L'appel formé par [E] [S] sera donc déclaré recevable.
Sur le fond :
Il résulte des éléments du dossier que le 19 mai 2023 les fonctionnaires de police de [Localité 4] intervenaient pour des faits de dégradations commis par plusieurs individus au préjudice de [Localité 4] Habitat, [E] [S] était identifié comme étant l'un d'eux, il déclarait être domicilié à [Localité 4] et être sans profession, que toute sa famille était en Tunisie, qu'il était arrivé en France par l'Italie depuis deux semaines, qu'il n'avait aucun document d'identité car il les avait laissés 'au pays', qu'il n'avait fait aucune démarche en France pour régulariser sa situation, qu'il avait déjà fait l'objet d'une mesure d'éloignement. Une recherche effectuée sur instruction d ela préfecture du Var révélait que [E] [S] était inconnu sur la base de données des visas.
Une audition consulaire a été organisée le 14 juin 2023 par visioconférence, elle a été annulée et reportée au 21 juin 2023.
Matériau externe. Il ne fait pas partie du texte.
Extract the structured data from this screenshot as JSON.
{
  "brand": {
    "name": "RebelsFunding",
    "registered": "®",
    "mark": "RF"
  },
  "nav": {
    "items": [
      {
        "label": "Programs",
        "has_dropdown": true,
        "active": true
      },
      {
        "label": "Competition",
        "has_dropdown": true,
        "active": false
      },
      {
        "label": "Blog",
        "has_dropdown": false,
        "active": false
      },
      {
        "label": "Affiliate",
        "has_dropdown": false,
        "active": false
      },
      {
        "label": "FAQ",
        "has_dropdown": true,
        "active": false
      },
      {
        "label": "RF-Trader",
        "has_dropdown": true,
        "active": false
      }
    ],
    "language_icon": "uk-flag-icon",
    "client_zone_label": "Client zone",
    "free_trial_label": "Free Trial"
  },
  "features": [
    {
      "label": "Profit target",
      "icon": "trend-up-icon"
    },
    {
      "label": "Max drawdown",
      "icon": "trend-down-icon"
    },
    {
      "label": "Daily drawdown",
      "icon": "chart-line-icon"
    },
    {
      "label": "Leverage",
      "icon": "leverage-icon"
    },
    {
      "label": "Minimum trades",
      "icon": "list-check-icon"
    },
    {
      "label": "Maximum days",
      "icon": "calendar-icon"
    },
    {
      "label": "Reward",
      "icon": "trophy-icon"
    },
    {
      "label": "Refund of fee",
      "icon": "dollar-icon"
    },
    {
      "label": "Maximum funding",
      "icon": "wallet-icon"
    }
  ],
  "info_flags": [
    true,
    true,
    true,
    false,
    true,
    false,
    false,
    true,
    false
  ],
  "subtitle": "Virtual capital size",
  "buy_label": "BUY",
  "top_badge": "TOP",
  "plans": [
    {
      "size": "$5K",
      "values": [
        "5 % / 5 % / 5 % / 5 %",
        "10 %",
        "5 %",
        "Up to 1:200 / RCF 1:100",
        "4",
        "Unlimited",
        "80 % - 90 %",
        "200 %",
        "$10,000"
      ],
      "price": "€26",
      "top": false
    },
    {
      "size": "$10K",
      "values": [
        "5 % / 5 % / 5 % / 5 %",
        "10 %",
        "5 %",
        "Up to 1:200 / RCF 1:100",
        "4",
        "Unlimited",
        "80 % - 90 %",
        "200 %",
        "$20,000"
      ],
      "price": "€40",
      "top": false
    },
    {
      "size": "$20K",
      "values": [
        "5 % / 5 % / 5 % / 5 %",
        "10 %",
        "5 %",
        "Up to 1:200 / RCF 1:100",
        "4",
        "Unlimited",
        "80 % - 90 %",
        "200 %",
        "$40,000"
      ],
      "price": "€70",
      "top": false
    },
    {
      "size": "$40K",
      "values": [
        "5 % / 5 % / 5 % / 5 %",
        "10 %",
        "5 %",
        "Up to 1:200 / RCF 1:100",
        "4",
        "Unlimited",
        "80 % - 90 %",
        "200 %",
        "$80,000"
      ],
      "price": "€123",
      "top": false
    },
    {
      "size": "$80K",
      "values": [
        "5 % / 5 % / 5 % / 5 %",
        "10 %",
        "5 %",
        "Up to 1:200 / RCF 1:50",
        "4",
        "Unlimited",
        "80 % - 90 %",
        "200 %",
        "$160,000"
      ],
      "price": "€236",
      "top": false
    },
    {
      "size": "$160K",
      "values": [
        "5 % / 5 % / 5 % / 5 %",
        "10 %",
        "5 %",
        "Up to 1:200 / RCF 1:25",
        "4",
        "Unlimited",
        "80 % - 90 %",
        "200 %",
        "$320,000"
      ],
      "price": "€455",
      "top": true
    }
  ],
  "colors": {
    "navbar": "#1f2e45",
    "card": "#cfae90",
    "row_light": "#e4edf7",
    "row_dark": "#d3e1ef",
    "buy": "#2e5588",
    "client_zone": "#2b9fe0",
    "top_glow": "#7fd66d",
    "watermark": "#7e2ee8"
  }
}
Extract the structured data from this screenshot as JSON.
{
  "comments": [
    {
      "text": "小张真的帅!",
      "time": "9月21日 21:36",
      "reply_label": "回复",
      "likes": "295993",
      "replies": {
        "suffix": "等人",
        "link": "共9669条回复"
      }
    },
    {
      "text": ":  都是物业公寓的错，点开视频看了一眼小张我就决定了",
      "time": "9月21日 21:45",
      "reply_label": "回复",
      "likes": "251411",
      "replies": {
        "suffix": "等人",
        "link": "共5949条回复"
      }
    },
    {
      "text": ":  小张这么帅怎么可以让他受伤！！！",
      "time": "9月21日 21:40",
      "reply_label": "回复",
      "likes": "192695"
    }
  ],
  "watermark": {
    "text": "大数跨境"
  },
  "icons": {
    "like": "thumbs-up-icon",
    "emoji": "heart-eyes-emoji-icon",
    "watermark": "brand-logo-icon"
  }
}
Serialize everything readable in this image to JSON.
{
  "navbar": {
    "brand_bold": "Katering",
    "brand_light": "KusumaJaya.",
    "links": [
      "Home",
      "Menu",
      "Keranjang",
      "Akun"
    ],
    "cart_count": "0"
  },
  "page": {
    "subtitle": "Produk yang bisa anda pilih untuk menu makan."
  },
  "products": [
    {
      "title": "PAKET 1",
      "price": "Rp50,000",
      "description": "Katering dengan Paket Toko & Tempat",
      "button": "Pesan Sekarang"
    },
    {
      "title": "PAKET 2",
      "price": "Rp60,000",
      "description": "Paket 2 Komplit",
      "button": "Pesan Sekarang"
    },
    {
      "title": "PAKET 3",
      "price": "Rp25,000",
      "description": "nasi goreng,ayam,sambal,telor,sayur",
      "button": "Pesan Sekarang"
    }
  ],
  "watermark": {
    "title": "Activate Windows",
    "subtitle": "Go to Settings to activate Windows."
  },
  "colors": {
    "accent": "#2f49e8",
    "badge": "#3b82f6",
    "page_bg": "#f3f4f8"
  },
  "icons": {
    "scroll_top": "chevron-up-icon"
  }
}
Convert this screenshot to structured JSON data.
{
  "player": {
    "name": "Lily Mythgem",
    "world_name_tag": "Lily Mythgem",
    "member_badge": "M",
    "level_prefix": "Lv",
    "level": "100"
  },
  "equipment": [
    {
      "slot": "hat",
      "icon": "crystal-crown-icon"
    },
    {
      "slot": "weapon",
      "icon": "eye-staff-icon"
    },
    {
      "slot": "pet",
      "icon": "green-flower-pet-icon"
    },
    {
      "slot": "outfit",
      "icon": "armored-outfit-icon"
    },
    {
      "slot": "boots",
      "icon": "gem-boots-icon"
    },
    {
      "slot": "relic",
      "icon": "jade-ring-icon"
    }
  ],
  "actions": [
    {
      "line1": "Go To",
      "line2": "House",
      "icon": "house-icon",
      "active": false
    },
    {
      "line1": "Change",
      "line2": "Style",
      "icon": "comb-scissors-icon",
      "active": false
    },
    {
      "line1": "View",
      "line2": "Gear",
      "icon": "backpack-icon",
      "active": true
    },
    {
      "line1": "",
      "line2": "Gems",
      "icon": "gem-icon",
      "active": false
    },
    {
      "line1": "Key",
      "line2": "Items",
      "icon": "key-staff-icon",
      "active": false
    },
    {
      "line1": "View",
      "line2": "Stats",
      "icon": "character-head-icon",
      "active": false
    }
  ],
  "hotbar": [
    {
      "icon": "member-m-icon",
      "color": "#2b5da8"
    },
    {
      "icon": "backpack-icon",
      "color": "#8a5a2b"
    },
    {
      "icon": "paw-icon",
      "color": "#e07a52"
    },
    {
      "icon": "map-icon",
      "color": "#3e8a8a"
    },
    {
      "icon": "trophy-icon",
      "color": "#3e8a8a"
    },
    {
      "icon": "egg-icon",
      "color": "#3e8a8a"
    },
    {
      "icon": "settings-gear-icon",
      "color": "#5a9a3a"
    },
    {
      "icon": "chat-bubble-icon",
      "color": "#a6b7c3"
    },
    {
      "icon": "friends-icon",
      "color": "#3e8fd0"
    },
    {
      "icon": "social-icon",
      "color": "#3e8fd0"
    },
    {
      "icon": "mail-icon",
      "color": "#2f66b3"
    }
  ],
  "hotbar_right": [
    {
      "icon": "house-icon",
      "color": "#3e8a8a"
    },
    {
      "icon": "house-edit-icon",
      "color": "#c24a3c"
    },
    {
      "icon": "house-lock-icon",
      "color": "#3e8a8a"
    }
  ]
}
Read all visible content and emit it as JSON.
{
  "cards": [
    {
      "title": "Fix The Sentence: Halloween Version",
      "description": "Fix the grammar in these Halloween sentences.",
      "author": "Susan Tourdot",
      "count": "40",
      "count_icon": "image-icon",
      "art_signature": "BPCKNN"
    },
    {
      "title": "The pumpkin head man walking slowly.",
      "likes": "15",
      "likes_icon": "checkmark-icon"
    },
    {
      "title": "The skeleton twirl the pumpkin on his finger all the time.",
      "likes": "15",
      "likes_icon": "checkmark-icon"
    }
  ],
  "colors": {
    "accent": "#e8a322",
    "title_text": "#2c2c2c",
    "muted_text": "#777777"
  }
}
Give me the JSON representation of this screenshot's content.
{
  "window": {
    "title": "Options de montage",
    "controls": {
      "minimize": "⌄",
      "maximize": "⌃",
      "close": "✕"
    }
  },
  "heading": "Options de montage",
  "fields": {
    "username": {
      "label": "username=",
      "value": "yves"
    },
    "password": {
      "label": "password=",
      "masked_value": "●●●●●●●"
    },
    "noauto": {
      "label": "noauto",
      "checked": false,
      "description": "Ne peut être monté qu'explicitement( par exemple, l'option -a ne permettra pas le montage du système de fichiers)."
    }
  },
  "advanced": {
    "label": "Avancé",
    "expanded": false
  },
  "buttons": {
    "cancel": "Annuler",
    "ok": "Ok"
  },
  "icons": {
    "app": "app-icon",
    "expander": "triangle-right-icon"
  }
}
En conséquence et au vu de ces éléments pris dans leur ensemble, aucun élément ne permet de dire qu'il n'existe pas de perspectives raisonnables d'éloignement ls démarches étant toujours en cours et susceptibles d'aboutir, ainsi il y a lieu de considérer que les autorités préfectorales ont accompli les diligences nécessaires pour mettre à exécution la mesure.
Il convient en conséquence de confirmer l'ordonnance déférée en toutes ses dispositions.
PAR CES MOTIFS
Statuant publiquement, en matière civile et en dernier ressort,
Vu l'article 66 de la constitution du 4 octobre 1958,
Vu les articles L.741-1, L.742-1 à L.743-9, R.741-3 et R.743-1 à R.743-19, L.743.21 du Code de l'entrée et du séjour des étrangers et du droit d'asile ;
DÉCLARONS recevable l'appel interjeté par Monsieur [E] [S] ;
CONFIRMONS l'ordonnance déférée en toutes ses dispositions ;
RAPPELONS que, conformément à l'article R.743-20 du Code de l'Entrée et du Séjour des Etrangers et du Droit d'Asile, les intéressés peuvent former un pourvoi en cassation par lettre recommandée avec accusé de réception dans les deux mois de la notification de la présente décision à la Cour de cassation [Adresse 1].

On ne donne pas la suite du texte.